Apogenix’ TNFSF Receptor Agonists (HERA-Ligands)

Apogenix is developing a novel class of TNFSF receptor agonists (HERA-ligands) for the treatment of various types of cancer. Their unique molecular structure overcomes the known limitations of antibodies and other biologics targeting TNFSF receptors. Preclinical work at Apogenix has clearly demonstrated the producibility and biological activity of these novel HERA-ligands.


TRAIL receptors 1 and 2 are expressed by many different cells. The clustering of these TRAIL receptors following binding of their natural ligand leads to cell death, predominantly in tumor cells. Following the death of the tumor cell, tumor antigens are released and transported to a nearby lymph node. In the lymph node, these tumor antigens stimulate an anti-tumor immune response, potentially leading to the systemic elimination of the tumor.


The excellent antitumor efficacy of Apogenix’ TRAIL receptor agonists such as APG880 (ABBV-621) has been demonstrated in a large number of preclinical studies. Apogenix has entered into a licensing agreement with AbbVie. In Q4 2021, AbbVie initiated a clinical phase Ib study with ABBV-621 (eftozanermin-alpha) in patients suffering from multiple myeloma.



CD40 is expressed on the surface of antigen presenting cells (APCs) as well as some tumor cell types. Binding of CD40 to its natural ligand leads to increased APC activation and an enhanced immune response.
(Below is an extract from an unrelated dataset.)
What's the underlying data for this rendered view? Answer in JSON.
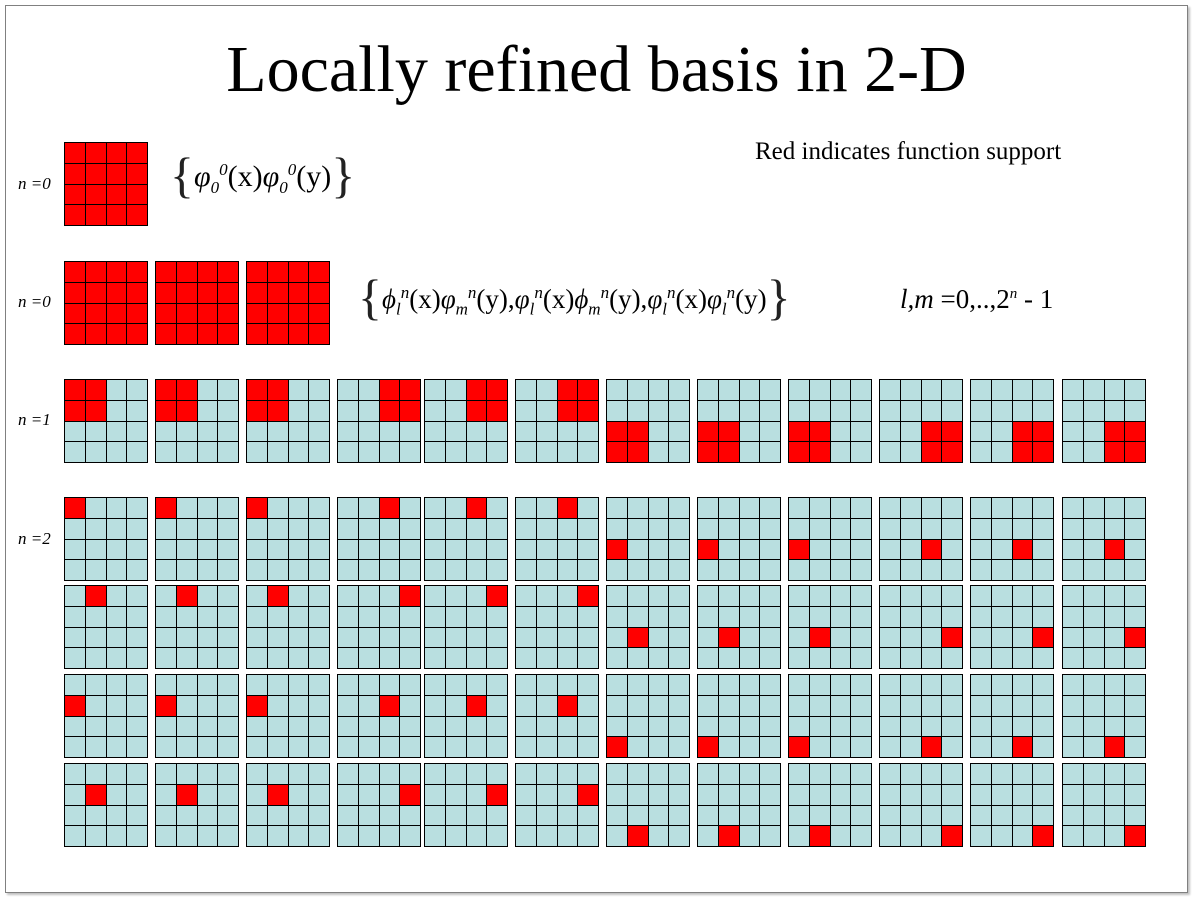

CD40 agonist therapy plays an important role in APC maturation and their migration from the tumor to the lymph nodes, resulting in elevated antigen presentation and T cell activation.



GITR is primarily found on the surface of T cells. It is constitutively expressed at low levels on naïve T cells and at high levels on regulatory T cells (Treg cells). Its expression is up-regulated following T cell activation. Binding of GITR to its natural ligand directly leads to increased anti-tumor T cell activation as well as their survival.


It also reduces the suppressive abilities of Treg cells, further increasing the anti-tumor immune response. These diverse mechanisms show that GITR plays an important role in initiating the immune response in the lymph nodes and in maintaining the immune response in the tumor tissue.